Delivery was complicated by the demolition of railway lines by the anti-Treaty forces; letters show the anxieties of donors – especially those from overseas, worried by the cost and uncertainty of postage.

R Lloyd Praeger of the National Library sent 300 books via Lennox Robinson, Robinson’s mother at Ballineen adding 56 more. Booksellers and librarians in Dublin and London (including Foyles) donated; books came from private homes and libraries from throughout Ireland, Britain and America, from the Apostleship of Prayer in New York, from Cambridge, from Dáil Éireann, from India and Venezuela, from Daniel Corkery and AE, from Mrs WB Yeats. Charlotte, Mrs George Bernard Shaw, was to become the largest single donor which is saying something, given that a Mrs McKee of Harpenden in London sent 1,149 books in all. A list of books on religion was submitted to the South Presbytery in Cork “with a view to your reporting any books which you consider ought not to be stocked . . .” Some donors got it wrong and just lent books; for those who got it right there was a special bookplate.
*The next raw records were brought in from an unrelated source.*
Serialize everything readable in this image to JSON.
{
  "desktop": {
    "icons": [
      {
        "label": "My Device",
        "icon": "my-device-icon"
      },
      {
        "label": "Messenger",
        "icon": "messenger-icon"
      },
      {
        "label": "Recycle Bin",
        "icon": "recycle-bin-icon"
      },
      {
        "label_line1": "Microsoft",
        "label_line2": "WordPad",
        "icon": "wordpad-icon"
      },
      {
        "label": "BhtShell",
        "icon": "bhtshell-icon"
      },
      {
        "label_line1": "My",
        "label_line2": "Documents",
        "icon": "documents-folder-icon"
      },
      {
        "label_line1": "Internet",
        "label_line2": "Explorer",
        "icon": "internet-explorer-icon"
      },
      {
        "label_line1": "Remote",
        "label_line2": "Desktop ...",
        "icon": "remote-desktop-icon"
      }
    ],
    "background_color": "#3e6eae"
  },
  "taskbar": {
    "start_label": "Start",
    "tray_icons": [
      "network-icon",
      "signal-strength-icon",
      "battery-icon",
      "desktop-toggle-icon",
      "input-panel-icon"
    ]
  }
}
President Warren Harding sent a message of support. By the autumn of 1924 Mr Wilkinson had a fully-functioning library again; in September 1930 the new library, costing £19,000, was opened. Within a year the stock outnumbered its pre-burning level and as it reached 15,000 items James Wilkinson went home to England leaving, as McCarthy writes, “his bequest to the constant readers of Cork”.